Thinking Ahead at Ford and Charlie Brown’s Football

This post is a guest contribution by John S. Boyd, writer of the BlindReason blog.

This piece about Ford’s just announced $8.7 billion loss was interesting via the FT here with an excerpt below:

Ford has unveiled an ambitious facelift for its troubled North American operations aimed at shifting its focus from big pick-up trucks and sport-utility vehicles towards smaller, more fuel-efficient passenger cars.

Announcing a net second-quarter loss of $8.7bn, the number-two Detroit carmaker said on Thursday that it would bring six small European models to north America, and convert three existing truck and SUV assembly plants to small cars.

The conversions are in addition to plans announced earlier to cut SUV and pick-up production for the remainder of this year.

The carmaker also plans to accelerate the introduction of a new fuel-efficient V6 engine and to double four-cylinder engine capacity. It quashed speculation that it might eliminate the Mercury premium brand from its product line-up.

Alan Mulally, chief executive, said the moves were designed to respond “to the rapidly changing business environment”.

Ford’s US sales volumes shrank by 14 per cent in the first half of 2008 from a year earlier, including a 28 per cent dive in June, due largely to plummeting sales of such former mainstays as the F-Series pick-ups and the Explorer SUV.

Essentially Ford’s message was– “Hey we just lost $8.7 billion. But don’t worry, we got this idea…we are going to make smaller cars”.

Now don’t get me wrong, it seems like an obviously sound idea but I wonder if they are not a little late on this and more than a dollar short.  All the US car makers are in the same boat and their pace of adaption to business changes are glacially slow so I am not picking on Ford alone here.   Chrysler which is privately owned now seems equally flat footed so I don’t think it’s necessarily a function of managing short term business profits to long term strategic plans.

This would ordinarily be 20/20 hindsight commentary but this has happened before in the 1970s and 1980s. High oil prices caused a shift to higher fuel economy cars and smaller cars and the Japanese destroyed these companies for decades with various crisis and requests for bailout assistance.  

No question Americans love big SUVs, and they don’t mind forking over a higher margin for them temping car companies all around the world..  

Much like Charlie Brown aiming for the football with Lucy promising that the football won’t be pulled away again these high margins seem especially tempting for American car companies.  But are the short term higher margins worth the big write offs you take when the fuel price jumps and you have to retool plants?
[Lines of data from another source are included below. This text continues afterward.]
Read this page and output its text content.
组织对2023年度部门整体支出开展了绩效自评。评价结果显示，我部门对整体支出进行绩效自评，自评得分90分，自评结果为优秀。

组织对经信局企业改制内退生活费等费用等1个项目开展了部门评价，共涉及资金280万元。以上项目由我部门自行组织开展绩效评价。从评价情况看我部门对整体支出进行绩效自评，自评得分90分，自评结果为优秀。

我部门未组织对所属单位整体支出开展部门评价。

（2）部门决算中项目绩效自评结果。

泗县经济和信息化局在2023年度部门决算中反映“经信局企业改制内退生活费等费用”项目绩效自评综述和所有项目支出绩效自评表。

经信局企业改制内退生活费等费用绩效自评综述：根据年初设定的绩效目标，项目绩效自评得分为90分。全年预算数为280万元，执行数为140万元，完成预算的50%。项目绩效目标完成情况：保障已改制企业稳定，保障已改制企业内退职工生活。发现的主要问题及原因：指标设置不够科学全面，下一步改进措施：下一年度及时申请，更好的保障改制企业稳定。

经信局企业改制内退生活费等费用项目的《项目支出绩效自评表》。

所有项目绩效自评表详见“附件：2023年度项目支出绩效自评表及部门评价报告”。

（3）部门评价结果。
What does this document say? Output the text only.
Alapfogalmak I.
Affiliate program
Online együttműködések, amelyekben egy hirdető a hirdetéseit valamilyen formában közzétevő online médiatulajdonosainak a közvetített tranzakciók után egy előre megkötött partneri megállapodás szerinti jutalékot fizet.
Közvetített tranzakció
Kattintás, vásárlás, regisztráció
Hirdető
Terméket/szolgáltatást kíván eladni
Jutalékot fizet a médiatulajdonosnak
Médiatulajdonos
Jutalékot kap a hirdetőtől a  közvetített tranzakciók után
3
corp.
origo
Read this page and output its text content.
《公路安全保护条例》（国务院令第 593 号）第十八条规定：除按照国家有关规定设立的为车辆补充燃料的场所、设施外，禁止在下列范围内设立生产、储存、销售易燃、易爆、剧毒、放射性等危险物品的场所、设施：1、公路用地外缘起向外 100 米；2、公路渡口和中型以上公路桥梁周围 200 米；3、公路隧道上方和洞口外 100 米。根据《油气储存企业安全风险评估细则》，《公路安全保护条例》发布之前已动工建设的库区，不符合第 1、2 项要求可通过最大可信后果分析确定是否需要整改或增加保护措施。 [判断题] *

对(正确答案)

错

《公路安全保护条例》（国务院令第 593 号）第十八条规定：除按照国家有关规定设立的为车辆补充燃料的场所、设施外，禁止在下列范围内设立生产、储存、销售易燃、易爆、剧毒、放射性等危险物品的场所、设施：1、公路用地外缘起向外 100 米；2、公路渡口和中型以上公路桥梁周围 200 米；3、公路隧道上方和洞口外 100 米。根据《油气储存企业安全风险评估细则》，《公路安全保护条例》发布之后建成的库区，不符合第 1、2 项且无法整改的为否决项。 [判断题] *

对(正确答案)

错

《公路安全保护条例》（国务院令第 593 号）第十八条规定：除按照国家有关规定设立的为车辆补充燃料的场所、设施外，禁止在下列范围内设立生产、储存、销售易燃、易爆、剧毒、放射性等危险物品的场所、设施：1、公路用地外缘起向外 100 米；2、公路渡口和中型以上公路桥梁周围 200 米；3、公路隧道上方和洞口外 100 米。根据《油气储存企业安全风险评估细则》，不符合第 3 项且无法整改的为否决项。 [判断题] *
Since Americans don’t mind paying so much for large SUV’s why not just make them with alternative fuel engines that give them ultra high fuel economy.  It may cost quite a bit more but American’s have shown a propensity to pay extra for big behemoths and it would shield them from fluctuations in gasoline.  Of course if they do this they will sell less of them but they won’t have to retool plants and risk bankruptcy on huge write offs every 20 years.  This thinking never seems to be factored in, time and again– Just like Charlie Brown and his football..

With the plummeting dollar, and an increasingly competitive manufacturing base in the United States you would think this would give US car makers, particularly export oriented ones like GM a big edge selling to the 1.3 billion new consumers entering the marketplace. US based auto manufacturers actually have a huge opportunity to expand and grow as the US dollar provides a very large cushion of competitiveness.

If the US auto makers actually shifted to a new more technologically advanced fuel standard, wouldn’t this give them a huge edge over foreign competitors? Wouldn’t other countries be tempted to migrate to this new standard given the largest market in the world had shifted? This might be a chance for the American auto makers to become technological leaders for the first time in 40 years but they’d rather keeping kicking that same football.

Do we need a “Tabula Rasa” to get this kind of change in the industry? i.e. something like a bankruptcy to have these companies start from scratch or can management make the changes needed.

What’s the reason for management’s inability to adapt quickly or prepare for change? Why is it so much worse than other US industries?

Energy prices have been rising for years but why are the US companies caught so flat footed over and over?

  • Is it the relationship between the companies and unions? Either lack of flexibility in contrasts or built in costs that give them a competitive disadvantage compared to everyone else?
  • Is the misalignment with our fuel taxes in the US vs Europe and Japan the reason our companies can’t adapt quickly? I.e. if our gas prices are always lower are car companies that much more vulnerable when we experience big price surges because of the elasticity of demand for gasoline?
  • Is it a case of be careful what you wish for? The US Auto industry has lobbied tooth and nail to keep higher fuel economy standards from becoming law and the US has severely lagged against the rest of the world in these standards.  But the billions in political pork and back room lobbying has got them lower standards but has it now come back to haunt them?
  • Is it all of these combined or is it something completely different causing this. If so what?